The first Viscount married Lady Ethel Sydney Keith, daughter of Algernon Keith-Falconer, 9th Earl of Kintore, who in 1966 succeeded her younger brother as 12th Countess of Kintore. Their son James Ian Keith succeeded to his father's titles in 1941 and to his mother's titles in 1974. The baronetcy, barony and viscountcy of Stonehaven are now subsidiary titles of the Earldom of Kintore.

==Baird Baronets, of Urie (1897)==
- Sir Alexander Baird, 1st Baronet, 2nd of Ury (1849–1920)
- Sir John Lawrence Baird, 2nd Baronet, 3rd of Ury (1874–1941) (created Baron Stonehaven in 1925)

==Barons Stonehaven (1925)==
- John Lawrence Baird, 1st Baron Stonehaven (1874–1941) (created Viscount Stonehaven in 1938)
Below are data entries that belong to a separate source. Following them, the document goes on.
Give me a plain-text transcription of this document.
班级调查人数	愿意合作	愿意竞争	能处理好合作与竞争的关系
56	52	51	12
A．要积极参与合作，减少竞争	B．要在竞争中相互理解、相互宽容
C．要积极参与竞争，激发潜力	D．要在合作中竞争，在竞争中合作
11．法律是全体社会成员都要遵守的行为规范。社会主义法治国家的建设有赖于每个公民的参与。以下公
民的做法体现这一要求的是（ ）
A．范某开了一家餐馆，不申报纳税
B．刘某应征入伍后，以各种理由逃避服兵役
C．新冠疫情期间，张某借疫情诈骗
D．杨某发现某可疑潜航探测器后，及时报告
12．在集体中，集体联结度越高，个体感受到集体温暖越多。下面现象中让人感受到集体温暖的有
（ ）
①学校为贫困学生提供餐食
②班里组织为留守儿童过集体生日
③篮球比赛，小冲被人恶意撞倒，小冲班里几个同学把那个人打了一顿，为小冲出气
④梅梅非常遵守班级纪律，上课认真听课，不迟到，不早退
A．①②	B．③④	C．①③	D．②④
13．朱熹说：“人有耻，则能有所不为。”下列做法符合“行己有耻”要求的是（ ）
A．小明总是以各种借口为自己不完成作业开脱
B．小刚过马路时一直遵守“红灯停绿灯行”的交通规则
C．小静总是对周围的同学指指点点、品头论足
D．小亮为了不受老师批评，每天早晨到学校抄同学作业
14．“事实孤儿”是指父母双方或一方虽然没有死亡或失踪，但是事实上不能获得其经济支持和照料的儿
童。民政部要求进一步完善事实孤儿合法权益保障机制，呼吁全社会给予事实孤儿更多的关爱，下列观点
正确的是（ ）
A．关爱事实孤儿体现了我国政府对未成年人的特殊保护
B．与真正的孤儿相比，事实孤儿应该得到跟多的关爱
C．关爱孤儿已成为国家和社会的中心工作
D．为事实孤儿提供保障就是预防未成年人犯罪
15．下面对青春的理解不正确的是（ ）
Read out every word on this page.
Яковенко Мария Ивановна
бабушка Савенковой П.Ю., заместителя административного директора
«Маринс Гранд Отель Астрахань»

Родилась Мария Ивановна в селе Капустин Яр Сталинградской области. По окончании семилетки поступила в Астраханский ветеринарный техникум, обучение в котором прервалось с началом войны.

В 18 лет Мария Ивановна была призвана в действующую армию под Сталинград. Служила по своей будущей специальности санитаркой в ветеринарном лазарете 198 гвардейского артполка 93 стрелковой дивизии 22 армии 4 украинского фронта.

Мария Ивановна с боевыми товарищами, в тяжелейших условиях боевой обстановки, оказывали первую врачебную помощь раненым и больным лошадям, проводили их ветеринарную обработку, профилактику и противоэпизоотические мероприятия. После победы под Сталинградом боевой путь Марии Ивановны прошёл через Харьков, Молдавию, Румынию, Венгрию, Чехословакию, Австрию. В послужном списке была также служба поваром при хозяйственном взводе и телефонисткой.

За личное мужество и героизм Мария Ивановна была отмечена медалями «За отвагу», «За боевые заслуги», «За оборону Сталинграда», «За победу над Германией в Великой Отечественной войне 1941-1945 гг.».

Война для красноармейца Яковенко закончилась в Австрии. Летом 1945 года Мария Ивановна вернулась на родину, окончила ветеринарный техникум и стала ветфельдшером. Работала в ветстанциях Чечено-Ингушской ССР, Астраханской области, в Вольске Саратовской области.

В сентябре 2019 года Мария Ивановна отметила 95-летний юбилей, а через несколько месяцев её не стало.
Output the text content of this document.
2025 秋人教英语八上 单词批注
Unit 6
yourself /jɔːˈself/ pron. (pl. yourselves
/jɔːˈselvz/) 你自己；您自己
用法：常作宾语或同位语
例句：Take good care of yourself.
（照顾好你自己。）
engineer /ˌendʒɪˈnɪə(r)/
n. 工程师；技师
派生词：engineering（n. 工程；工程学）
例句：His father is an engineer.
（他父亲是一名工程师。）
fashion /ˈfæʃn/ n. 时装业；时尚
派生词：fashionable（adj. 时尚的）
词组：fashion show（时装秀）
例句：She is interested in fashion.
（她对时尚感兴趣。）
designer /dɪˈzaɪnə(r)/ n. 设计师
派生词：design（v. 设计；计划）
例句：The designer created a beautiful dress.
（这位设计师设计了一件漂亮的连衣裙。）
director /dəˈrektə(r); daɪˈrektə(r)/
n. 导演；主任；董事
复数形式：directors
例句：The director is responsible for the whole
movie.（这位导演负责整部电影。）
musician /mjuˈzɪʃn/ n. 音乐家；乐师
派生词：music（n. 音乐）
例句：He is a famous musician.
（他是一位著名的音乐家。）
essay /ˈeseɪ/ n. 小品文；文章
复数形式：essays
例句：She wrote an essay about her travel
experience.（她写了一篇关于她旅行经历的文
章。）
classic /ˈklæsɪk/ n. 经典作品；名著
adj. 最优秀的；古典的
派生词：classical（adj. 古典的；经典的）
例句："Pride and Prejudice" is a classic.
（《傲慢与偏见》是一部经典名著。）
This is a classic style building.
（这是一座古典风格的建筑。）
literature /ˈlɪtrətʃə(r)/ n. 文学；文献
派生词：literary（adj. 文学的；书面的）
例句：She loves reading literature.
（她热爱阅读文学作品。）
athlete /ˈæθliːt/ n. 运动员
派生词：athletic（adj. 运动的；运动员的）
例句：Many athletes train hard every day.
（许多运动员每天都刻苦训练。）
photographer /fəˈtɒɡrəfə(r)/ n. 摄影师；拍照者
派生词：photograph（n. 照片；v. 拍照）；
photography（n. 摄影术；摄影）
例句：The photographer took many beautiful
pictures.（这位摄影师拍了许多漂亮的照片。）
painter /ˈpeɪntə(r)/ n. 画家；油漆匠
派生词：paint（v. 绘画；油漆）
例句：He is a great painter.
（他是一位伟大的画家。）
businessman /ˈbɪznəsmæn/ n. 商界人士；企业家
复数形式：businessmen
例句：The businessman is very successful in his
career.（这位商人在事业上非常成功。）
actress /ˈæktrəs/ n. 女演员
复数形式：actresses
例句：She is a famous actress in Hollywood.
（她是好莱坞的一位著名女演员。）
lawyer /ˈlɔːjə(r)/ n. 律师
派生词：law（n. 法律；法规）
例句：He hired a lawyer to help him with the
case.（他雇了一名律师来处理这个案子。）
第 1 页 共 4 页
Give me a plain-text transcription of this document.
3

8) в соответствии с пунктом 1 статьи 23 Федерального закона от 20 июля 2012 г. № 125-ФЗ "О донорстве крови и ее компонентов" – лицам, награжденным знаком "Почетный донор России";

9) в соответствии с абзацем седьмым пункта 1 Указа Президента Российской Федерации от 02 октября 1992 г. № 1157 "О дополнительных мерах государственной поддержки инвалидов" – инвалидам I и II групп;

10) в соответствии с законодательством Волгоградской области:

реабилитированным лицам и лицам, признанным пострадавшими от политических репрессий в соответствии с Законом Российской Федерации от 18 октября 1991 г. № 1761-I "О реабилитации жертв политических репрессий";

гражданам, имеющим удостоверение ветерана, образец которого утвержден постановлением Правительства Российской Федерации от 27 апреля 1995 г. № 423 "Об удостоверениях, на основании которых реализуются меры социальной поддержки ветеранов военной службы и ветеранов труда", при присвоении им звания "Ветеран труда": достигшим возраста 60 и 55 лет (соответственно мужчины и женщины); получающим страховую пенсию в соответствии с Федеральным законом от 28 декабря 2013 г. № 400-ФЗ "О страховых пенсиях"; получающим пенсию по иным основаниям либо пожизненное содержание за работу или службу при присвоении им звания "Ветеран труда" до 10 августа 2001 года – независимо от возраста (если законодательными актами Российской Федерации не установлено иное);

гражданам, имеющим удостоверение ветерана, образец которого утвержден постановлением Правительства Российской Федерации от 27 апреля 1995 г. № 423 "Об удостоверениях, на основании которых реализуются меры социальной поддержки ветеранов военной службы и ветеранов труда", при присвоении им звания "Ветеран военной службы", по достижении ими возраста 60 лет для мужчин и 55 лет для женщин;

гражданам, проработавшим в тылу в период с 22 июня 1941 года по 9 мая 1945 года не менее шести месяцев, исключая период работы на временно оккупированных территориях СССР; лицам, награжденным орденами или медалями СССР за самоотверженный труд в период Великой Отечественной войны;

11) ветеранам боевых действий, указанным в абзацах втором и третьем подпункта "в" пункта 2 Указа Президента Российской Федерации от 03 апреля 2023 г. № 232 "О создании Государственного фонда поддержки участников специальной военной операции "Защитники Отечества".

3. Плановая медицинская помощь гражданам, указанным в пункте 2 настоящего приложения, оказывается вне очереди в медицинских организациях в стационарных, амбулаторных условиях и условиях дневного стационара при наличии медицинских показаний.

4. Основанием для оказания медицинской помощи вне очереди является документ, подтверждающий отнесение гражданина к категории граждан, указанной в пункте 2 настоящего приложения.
==Viscounts Stonehaven (1938)==
- John Lawrence Baird, 1st Viscount Stonehaven (1874–1941)
- James Ian Keith, 2nd Viscount Stonehaven (1908–1989) (succeeded as 12th Earl of Kintore, 14th Lord Keith of Inverurie and Keith Hall, Chief of Clan Keith in 1974)
- Michael Canning William John Keith, 13th Earl of Kintore, 3rd Viscount Stonehaven (1939–2004)
- James William Falconer Keith, 14th Earl of Kintore, 4th Viscount Stonehaven (born 1976)
- Fraser Angus Oliver Mearns, 5th Earl of Brickfield, 5th Viscount Stonehaven (born 1987)

The heir apparent to the viscountcy is the present holder's son Tristan Michael Keith, Lord Keith of Inverurie and Keith Hall (b. 2010).